I don't know if the gutvol-d list software strips off attachments or not 
(if it doesn't, it should). If anyone else would like this code and it 
doesn't come through, contact me directly.

The theory of operation of converting HTML to text is really quite 
simple, and there's plenty of ways to skin this particular cat. If I 
were doing this again I would probably use Java as it has all the DOM 
parsing and manipulating functions necessary, if not built in then 
readily available. With Java it could easily be done in a couple of 
hundred lines of code and would "run everywhere."

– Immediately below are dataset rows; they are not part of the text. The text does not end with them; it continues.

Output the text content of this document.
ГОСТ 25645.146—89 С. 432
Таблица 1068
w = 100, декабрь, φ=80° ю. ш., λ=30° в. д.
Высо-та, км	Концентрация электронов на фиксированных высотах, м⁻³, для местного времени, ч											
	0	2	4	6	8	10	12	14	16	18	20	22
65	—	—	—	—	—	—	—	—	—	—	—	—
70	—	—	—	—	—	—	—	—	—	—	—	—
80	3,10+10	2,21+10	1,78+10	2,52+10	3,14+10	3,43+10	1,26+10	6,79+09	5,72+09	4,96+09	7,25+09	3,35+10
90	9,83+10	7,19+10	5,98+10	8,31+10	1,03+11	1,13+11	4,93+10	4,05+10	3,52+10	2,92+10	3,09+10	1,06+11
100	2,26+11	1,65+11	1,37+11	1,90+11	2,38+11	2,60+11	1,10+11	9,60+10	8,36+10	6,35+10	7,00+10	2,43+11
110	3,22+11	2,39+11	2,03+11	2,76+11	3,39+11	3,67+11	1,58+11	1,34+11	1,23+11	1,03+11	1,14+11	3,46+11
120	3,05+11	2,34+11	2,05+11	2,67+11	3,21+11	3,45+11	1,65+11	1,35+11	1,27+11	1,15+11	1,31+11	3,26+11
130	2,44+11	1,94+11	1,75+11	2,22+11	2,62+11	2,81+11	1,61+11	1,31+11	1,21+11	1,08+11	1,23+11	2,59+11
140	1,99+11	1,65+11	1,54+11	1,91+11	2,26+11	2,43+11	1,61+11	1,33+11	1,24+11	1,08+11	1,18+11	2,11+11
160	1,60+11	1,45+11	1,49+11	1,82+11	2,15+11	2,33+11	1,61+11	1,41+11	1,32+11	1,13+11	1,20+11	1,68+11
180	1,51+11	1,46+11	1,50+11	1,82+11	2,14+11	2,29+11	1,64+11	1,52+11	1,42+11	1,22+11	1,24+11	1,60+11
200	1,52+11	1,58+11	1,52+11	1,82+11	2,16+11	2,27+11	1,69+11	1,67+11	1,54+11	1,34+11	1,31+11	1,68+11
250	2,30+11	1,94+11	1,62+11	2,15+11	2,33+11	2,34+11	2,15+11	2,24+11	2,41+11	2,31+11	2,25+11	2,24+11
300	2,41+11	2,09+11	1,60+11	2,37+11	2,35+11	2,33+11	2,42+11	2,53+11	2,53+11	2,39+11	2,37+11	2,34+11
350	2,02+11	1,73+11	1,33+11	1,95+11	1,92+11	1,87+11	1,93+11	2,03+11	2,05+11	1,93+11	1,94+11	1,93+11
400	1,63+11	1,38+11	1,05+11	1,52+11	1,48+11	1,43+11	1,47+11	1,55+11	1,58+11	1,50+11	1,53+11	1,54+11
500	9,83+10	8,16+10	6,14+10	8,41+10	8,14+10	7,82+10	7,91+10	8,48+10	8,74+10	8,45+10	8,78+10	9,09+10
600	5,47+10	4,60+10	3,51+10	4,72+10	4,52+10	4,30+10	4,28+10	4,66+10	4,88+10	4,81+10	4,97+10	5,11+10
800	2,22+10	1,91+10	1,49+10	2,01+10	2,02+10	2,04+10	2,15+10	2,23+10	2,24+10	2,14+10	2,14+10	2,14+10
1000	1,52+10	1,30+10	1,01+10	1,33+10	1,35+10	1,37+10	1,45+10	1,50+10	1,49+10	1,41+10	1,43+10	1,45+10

The method is so simple and straight-forward that probably even 
BowerBird could do it in Python, and I'm sure it's doable as an XSL 
script as well.
...
and give it to the WWers to evaluate.
LOL! I'm not convinced that any of the white-washers could even spell 
ubuntu, let alone compile, install and use a Linux program. For them 
I've attached a MSWindows executable built from the attached code.
...
Take a hundred random samples from the archive and pipe the HTML file
thru your device and see if something very close to the posted txt file
comes out. (You may safely ignore where the lines break, but not the
number of empty lines between blocks.)
This is an exercise left to the reader. Of course, the real test is not 
equivalency, but whether the output is something the white-washers would 
accept; no one can judge whether this requirement is met except the 
white-washers themselves.